The Investment Management Division (IMD) has a Gift and Hospitality Policy, which was reviewed by the UN Ethics Office and the Pension Fund’s Audit Committee. This policy requires events to be logged and it requires them to be reasonable and customary in cost.  Additionally, the Investment Management Division conducts annual ethics training."

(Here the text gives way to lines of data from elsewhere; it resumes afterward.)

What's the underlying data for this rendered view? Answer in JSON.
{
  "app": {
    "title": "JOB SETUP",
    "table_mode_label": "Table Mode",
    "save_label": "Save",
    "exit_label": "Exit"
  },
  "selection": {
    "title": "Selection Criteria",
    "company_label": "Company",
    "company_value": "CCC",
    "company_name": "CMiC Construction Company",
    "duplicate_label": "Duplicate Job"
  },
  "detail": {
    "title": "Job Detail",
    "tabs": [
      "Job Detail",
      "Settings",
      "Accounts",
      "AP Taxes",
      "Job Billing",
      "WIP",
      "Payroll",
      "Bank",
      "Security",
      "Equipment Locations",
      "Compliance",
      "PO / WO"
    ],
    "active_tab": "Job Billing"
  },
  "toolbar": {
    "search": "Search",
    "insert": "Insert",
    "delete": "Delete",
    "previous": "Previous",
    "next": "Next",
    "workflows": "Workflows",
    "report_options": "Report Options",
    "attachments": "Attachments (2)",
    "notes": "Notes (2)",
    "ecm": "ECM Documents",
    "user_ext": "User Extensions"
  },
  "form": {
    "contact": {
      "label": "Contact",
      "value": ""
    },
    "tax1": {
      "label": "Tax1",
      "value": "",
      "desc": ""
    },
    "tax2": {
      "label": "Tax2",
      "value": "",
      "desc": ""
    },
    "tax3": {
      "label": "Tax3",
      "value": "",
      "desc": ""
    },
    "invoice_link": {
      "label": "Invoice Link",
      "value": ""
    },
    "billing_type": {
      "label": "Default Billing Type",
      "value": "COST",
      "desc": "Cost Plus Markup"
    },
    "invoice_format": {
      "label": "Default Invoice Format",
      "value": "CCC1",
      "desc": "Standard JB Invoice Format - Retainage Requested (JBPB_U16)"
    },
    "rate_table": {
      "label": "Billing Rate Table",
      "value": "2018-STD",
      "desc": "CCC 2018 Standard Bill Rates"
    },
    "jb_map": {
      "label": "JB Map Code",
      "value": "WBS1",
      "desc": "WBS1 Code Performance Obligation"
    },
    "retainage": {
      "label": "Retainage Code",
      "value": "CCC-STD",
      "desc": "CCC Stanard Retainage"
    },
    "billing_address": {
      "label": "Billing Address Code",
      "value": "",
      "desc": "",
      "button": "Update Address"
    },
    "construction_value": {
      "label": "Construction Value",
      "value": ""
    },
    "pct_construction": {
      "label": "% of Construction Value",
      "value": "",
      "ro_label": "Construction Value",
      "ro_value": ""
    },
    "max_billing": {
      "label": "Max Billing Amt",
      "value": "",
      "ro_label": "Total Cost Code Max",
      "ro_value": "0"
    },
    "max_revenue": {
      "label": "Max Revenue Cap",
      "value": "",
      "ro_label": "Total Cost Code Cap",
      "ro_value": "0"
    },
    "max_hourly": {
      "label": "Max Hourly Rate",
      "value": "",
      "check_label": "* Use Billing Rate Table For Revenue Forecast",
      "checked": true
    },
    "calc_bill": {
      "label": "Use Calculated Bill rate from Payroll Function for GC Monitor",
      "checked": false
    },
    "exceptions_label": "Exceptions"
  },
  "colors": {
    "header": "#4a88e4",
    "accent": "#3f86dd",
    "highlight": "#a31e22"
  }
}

  After this spin, Carolyn Boykin, representative of the Secretary General (that would be, now, Antonio Guterres, "reminded" staff that they have no right to speak to the Press, that everything should be through... Dujarric, who stonewalled Inner City Press on Ban Ki-moon's and Cristina Gallach's corruption, threw it out of the Briefing Room and then the UN.


 There is a need for an entirely different approach, and new officials, at the UN. Watch this site.

 In Washington executive orders are being prepared to cut up to 40% of the US' contributions to the UN, and to fully cut funding to entities blamed for violation of human rights.

  One obvious question is whether the total denial of due process for whistleblowers - already part of US law - and investigative press which covers UN corruption constitutes such a violation. We'll have more on this.